Still, the vast majority of Carl’s Jr. and Hardees restaurant workers aren’t technically CKE employees. They work for independent franchisees that, according to published reports, operate some 90 percent of restaurants under the CKE umbrella.

George Thompson, a spokesman for Puzder and a partner at Banner Public Relations in Washington, D.C., dismissed what he called “NELP’s wild conclusions,” arguing that they’re “either due to bad math or blind bias.” 

He added, “Regardless, it’s another union-funded smear on Mr. Puzder.” 
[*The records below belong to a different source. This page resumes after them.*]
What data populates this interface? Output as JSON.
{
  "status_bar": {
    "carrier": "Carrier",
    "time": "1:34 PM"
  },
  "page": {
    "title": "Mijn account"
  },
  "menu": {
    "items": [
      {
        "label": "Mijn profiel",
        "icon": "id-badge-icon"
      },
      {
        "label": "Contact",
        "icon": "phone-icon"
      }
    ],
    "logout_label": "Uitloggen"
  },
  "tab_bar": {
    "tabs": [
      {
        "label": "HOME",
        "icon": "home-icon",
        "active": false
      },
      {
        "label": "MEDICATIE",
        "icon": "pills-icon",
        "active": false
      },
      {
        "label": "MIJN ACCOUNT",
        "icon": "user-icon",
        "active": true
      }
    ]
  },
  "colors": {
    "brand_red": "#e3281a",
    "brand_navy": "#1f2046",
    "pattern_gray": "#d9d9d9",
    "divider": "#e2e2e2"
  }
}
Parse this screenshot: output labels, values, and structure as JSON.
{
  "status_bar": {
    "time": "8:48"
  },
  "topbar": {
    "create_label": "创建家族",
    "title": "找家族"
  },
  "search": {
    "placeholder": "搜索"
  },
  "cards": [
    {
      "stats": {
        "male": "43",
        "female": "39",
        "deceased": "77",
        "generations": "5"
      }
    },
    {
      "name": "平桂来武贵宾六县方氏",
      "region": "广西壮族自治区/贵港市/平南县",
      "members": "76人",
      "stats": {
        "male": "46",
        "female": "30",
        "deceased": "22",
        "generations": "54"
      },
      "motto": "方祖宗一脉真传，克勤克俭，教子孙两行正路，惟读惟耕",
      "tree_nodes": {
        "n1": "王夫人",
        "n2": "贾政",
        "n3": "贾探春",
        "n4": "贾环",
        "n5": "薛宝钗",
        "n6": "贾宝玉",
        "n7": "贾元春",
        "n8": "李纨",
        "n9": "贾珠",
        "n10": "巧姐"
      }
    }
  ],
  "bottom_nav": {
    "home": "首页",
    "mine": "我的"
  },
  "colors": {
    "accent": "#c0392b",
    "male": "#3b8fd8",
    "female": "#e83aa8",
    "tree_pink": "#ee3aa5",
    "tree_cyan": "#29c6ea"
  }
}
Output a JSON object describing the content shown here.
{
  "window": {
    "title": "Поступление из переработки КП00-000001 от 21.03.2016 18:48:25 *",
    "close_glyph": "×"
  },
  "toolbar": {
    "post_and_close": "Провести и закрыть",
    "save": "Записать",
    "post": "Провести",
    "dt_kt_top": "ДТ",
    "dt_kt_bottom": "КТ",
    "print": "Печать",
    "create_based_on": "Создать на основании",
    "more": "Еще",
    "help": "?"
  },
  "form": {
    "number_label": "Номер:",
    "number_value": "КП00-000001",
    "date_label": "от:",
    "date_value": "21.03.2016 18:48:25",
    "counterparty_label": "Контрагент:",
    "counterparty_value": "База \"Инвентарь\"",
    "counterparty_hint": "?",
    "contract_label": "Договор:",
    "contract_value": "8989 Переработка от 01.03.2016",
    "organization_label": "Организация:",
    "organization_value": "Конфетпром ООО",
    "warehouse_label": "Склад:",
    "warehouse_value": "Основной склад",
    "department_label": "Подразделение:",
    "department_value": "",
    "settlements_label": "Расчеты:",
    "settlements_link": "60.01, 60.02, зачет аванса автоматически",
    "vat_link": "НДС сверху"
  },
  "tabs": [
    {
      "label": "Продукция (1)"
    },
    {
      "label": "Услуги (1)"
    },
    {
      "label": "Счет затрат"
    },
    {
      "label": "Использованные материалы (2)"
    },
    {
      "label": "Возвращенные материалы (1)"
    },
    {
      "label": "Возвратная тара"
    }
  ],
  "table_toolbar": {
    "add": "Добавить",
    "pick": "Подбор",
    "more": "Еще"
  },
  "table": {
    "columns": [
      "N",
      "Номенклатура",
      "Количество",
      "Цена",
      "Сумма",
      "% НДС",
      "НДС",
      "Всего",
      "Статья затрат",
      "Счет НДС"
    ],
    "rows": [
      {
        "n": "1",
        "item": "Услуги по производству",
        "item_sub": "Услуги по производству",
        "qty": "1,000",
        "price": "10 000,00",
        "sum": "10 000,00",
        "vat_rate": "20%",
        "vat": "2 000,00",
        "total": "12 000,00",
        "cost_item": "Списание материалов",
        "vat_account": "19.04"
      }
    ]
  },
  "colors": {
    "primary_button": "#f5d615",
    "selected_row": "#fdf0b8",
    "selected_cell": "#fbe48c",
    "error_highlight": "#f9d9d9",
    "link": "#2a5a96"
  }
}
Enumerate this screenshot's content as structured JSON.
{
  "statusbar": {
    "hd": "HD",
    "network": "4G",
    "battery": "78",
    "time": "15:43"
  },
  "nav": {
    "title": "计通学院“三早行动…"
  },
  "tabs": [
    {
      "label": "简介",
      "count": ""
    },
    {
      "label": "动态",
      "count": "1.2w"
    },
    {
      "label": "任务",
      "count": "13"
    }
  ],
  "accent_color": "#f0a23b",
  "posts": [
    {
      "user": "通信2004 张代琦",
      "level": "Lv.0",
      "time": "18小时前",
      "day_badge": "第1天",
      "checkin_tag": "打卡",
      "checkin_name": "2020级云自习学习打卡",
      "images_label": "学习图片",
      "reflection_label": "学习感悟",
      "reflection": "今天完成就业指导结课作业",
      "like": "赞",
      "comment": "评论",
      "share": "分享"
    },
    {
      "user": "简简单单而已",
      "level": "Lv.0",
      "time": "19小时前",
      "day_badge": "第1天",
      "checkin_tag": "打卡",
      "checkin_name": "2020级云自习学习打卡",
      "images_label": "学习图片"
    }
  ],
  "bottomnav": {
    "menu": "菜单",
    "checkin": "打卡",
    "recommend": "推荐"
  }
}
Puzder, a wealthy businessman who joined privately held CKE in 1997 and who became its CEO in 2000, has been among the most controversial of Mr. Trump’s cabinet picks. The executive has become a lightning rod in the debate over minimum wage increases, overtime regulations and other workplace policies. Labor activists have sought to derail his nomination, while some business groups have pushed back.

Puzder has argued that hefty minimum-wage increases would hurt small businesses and lead to job losses.

In an interview with the Los Angeles Times last year, Puzder said that at CKE workers “don’t make minimum wage for a very long period of time.”

“If you are going to stay and you show you have value, then your wage is going to go up,” he is quoted as saying. He added, “There’s nothing wrong with rational increases in the minimum wage that don’t kill jobs.”

Other fast-food companies and large retailers have come under fire for having many workers who are forced to rely on federal programs to make ends meet. That effectively means U.S. taxpayers are subsidizing billion-dollar employers, critics claim. A 2015 study by the University of California Berkeley Labor Center concluded that state and federal governments contribute more than $150 billion a year to help support working families making poverty-level wages at big corporations such as Walmart (WMT) and McDonald’s (MCD).

In another development that could complicate Puzder’s confirmation, The Associated Press reported Friday that he outsourced CKE’s technology department to the Philippines, a move that contradicts Trump’s vow to keep American jobs in the U.S.

Trump has criticized American companies that move, or even consider moving, overseas, saying he’s sticking up for American workers who aren’t feeling the economic recovery and form his political base.

For her part, Guzman says she’d rather not take “handouts” in the form of public assistance. She’d prefer a job that pays her enough to cover basic expenses without worrying that doing so will put her over the edge financially.

“I want the American dream just like everybody else, but there is no way that families like mine will achieve that goal making poverty wages. No matter how hard we work, we aren’t getting ahead,” she said.